Бакунину Вейтлинг нравился. Вейтлинг казался даже заманчивым, в Вейтлинге мелькнул Бакунину огонёк фанатизма.
— Вот пишу в защиту бедных классов, — оживляясь и примиряясь с Бакуниным, говорил Вейтлинг, — и вижу, что такое свобода печати при господстве денежной системы. В современном обществе всё покупают за деньги: совесть, тело и дарования человека. Разве это свобода? Свобода для одних и тюрьма для других. Вы согласны, что работникам в современном обществе приходится разыгрывать роль ослов, которых бьют палкой там, где надо бить, а где обходятся одними вожжами, то направляют не менее искусно?
— Разумеется.
— Но как же вы тогда против коммунизма?
— Так что ж? Вы видите спасение общества в коммунизме?
— Да, в коммунизме, — Вейтлинг сказал тихо, не терпя возражения.
Вейтлинг, худощавый, аккуратный, небольшой, возбуждённый внутренним огнём, встал.
— Только коммунистическое государство явится таким, при котором все силы и органы человека, руки, ноги и голова, — Вейтлинг показал на голову и на ноги, — будут содействовать каждому индивидууму, чтобы сообразно равным для всех условиям было обеспечено удовлетворение всех потребностей человека. Каждому будет гарантировано полное наслаждение своей личной свободой. Этот же мир, — обвёл Вейтлинг рукой, указывая на стены, — подлежит разрушению. В нём хаос и насилие.
— Вейтлинг! Вижу в вас автора чудеснейшей книги! Но не соглашаюсь, нет.
Вейтлинг перебил дрогнувшим голосом, проговорил скороговоркой:
— Знаю заранее, что вы скажете, что нельзя идти к счастью через кровь и насилие, что нужны иные меры. А я вам говорю, — закричал Вейтлинг, вдруг наступая с яростью, почти с бешенством, — что для победы иного пути нет! Надо раскалить, разжечь всеми средствами живущее в бедных недовольство, чтобы оно вырвалось пламенем, спалив без остатка современный строй и его людей. Мы, коммунисты и бедные классы, мы поднимем для этой цели грабителей, нищих, преступников, каторжан, создадим армию отчаявшихся, которым нечего терять, и двинем их на мещан, богачей и аристократов!

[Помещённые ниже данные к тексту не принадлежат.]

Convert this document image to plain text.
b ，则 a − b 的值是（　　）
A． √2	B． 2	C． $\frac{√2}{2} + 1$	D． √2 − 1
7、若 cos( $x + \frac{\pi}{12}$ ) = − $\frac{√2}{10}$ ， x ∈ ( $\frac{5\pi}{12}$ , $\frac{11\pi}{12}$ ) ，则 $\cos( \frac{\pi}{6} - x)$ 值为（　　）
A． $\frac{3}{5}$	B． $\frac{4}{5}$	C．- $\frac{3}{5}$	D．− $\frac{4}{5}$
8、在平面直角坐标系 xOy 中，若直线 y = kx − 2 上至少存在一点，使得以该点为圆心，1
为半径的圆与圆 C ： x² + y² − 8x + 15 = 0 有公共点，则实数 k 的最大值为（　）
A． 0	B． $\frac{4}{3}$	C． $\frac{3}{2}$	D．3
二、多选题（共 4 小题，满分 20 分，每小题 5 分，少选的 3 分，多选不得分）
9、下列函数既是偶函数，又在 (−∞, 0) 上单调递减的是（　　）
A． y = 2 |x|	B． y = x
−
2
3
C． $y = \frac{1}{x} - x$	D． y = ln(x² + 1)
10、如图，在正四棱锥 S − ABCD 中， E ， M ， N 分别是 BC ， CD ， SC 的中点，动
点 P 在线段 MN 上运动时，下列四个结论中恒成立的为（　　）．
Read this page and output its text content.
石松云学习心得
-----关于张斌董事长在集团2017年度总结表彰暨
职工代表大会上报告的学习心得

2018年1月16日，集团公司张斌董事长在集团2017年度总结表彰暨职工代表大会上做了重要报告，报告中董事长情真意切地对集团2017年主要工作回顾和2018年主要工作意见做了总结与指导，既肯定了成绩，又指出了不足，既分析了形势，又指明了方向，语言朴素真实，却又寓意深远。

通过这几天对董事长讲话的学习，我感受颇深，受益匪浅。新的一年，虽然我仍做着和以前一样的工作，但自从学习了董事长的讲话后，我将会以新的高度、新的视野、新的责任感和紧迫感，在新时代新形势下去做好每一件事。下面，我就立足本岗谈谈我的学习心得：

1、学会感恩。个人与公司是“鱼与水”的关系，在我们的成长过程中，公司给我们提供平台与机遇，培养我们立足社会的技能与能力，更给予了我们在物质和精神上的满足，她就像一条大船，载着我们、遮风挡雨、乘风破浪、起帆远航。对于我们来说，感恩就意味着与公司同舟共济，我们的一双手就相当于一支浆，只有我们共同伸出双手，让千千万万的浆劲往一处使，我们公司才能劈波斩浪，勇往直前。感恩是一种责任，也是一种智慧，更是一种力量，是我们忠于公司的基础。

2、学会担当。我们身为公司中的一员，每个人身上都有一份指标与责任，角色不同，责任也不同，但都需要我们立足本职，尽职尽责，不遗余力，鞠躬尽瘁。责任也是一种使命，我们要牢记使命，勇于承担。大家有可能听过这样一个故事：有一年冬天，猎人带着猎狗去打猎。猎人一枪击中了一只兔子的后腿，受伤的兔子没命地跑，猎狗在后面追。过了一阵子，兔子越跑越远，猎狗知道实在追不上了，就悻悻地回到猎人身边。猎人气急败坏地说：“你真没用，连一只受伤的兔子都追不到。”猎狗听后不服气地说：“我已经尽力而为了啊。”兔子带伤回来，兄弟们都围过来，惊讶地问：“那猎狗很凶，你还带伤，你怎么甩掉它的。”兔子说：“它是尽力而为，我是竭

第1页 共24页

Отвалясь в заскрипевшем под могучей спиной кресле, Бакунин, улыбаясь, махнул рукой.
— Что? — спросил Вейтлинг.
— Не знаю, за кого вы меня принимаете, что так страстно проповедуете ваши революционные меры? Я вовсе не о том, всё это нужно и, конечно, правильно, — Бакунин встал, заходил, сгибаясь, по комнате, — да дело-то не в мерах, дорогой Вейтлинг, а в целях. Ваша цель — коммунизм? А где его происхождение? Общественный порядок на Западе сгнил, он едва держится болезненным усилием, этим и объясняется та невероятная слабость и тот панический страх, которым полны современные государства. Куда бы в Европе ни оглянулись — везде дряхлость, безверие, разврат, происходящий от безверия, начиная с самого верху общественной лестницы. Ни один человек, ни один класс не имеет веры в своё призвание, и, право, все шарлатанят друг перед другом и ни один другому, даже самому себе, не верит. Привилегии, классы и власти едва держатся эгоизмом и привычкой, это слабая препона против возрастающей бури. И тут, в гибели этого строя, в гибели этого мира вы, конечно, правы. Lust der Zerstorung ist zugleich eine schaffende Lust [26] Склонность к разрушению всегда дремлет в нас (нем.).
, сказал я в моей статье «Партии в Германии».